«La situation au Canada est paradoxale en ce sens que le discours juridique n’est souvent pas compatible avec le discours politique; force nous est de constater aussi que, parfois, le discours politique rejoint le discours juridique, mais que les actions gouvernementales ne semblent pas suivre. C’est dire qu’il y a toujours un écart entre l’égalité juridique formelle et l’égalité réelle. Reste qu’il y a une renaissance du fait français et que de plus en plus de minoritaires croient à la possibilité de prendre leur place dans la société sans renoncer à leur langue et leur culture. La judiciarisation de grands enjeux sociaux a été avantageuse pour les minorités linguistiques.»
C’est ce qu’a affirmé Maître Michel Bastarache, le 16 décembre dernier, lors de son allocution dans le cadre de la 13e conférence de l’Académie internationale de droit linguistique, à Chiang Mai (Thaïlande).
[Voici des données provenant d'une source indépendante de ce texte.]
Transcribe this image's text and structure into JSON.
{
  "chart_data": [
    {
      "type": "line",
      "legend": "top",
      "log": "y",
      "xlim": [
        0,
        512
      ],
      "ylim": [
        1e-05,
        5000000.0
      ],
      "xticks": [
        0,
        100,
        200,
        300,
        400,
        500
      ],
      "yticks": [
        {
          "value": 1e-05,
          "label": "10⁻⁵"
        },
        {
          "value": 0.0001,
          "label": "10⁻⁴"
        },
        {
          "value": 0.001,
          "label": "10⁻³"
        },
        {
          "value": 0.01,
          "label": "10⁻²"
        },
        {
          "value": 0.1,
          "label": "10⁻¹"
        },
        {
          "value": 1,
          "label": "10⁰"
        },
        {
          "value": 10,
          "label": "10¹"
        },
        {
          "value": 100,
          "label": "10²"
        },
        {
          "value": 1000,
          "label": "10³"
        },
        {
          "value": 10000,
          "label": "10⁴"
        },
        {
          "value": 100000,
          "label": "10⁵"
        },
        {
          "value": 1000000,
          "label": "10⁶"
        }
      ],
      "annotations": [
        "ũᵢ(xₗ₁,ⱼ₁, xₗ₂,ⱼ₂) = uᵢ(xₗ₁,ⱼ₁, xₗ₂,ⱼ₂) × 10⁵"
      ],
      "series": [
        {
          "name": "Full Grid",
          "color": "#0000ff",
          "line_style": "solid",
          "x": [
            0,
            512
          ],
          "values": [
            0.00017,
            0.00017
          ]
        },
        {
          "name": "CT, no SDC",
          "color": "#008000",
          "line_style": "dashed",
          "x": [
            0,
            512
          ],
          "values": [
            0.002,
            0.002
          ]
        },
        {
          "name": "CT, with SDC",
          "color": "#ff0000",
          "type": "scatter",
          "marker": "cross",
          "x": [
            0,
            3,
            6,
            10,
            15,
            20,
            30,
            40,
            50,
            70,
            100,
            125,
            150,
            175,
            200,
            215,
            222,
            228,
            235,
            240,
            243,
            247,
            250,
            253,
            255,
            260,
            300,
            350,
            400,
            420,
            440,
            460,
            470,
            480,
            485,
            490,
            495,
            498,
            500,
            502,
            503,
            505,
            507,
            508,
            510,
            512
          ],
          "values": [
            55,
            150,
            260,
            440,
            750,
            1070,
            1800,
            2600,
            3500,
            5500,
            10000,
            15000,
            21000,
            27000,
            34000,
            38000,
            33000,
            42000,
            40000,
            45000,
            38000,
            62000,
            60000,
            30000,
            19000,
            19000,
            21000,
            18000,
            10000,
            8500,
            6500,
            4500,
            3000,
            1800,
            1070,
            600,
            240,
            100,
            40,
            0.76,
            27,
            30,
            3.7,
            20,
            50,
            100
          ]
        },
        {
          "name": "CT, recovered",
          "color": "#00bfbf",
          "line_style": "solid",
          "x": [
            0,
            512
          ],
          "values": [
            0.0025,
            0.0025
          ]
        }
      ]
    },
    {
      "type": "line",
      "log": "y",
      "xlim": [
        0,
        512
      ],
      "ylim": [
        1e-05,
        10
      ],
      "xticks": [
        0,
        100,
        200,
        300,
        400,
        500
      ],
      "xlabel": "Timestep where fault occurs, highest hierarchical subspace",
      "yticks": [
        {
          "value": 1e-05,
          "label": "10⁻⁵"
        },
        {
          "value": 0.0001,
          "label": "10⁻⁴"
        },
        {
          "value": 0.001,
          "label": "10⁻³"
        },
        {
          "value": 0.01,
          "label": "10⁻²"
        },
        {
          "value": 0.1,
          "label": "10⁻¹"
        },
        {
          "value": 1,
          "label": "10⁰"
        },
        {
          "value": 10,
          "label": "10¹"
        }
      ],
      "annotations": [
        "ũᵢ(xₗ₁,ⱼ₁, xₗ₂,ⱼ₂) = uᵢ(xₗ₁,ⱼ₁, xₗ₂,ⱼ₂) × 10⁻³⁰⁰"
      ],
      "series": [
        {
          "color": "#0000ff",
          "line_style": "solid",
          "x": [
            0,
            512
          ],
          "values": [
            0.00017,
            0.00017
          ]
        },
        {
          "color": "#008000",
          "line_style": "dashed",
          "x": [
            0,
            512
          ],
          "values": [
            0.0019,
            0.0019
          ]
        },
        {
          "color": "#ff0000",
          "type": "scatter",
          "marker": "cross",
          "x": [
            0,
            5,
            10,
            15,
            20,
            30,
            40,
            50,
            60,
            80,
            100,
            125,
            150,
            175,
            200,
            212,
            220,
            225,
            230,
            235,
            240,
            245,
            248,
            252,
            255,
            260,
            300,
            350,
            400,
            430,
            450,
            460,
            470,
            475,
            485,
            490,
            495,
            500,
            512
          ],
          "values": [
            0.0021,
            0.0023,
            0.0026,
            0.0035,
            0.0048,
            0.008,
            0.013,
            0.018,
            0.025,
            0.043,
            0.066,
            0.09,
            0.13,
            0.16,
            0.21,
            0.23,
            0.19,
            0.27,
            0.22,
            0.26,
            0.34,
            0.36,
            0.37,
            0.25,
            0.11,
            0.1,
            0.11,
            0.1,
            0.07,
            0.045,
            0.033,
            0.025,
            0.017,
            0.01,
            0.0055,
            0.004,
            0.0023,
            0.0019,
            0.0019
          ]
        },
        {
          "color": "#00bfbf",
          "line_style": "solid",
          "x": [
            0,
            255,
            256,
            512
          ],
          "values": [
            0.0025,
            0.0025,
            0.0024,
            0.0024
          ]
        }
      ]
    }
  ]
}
Selon l’ex-juge de la Cour suprême du Canada, ce qui est très significatif est que la protection des minorités linguistiques a bénéficié d’un nouvel appui dans la décision du plus haut tribunal du pays dans l’affaire de la sécession du Québec. Dans cet avis constitutionnel, la protection des minorités a été identifiée comme étant un principe non écrit de la Constitution, une affirmation ayant le potentiel de changer les mentalités et de favoriser l’avènement d’une nouvelle culture politique.
Mais «les francophones hors Québec sont en quelque sorte les pions dans un jeu où ils ne sont pas les acteurs principaux. Malgré les nouvelles lois et les interprétations libérales de celles-ci par les tribunaux, les minorités sont encore victimes d’un sentiment d’insécurité.»
Le conférencier a rappelé l’évolution dans la reconnaissance des droits linguistiques devant les tribunaux. Au début, il s’est agi de l’égalité des langues quels que soient les locuteurs.
Cette thèse selon laquelle tous les participants au processus judiciaire, qu’ils soient juges, procureurs, greffiers ou justiciables, partageaient le droit d’employer le français ou l’anglais a mené à la surprenante interprétation que le droit d’employer l’une ou l’autre de ces deux langues ne comprenait pas le droit d’être compris sans interprète.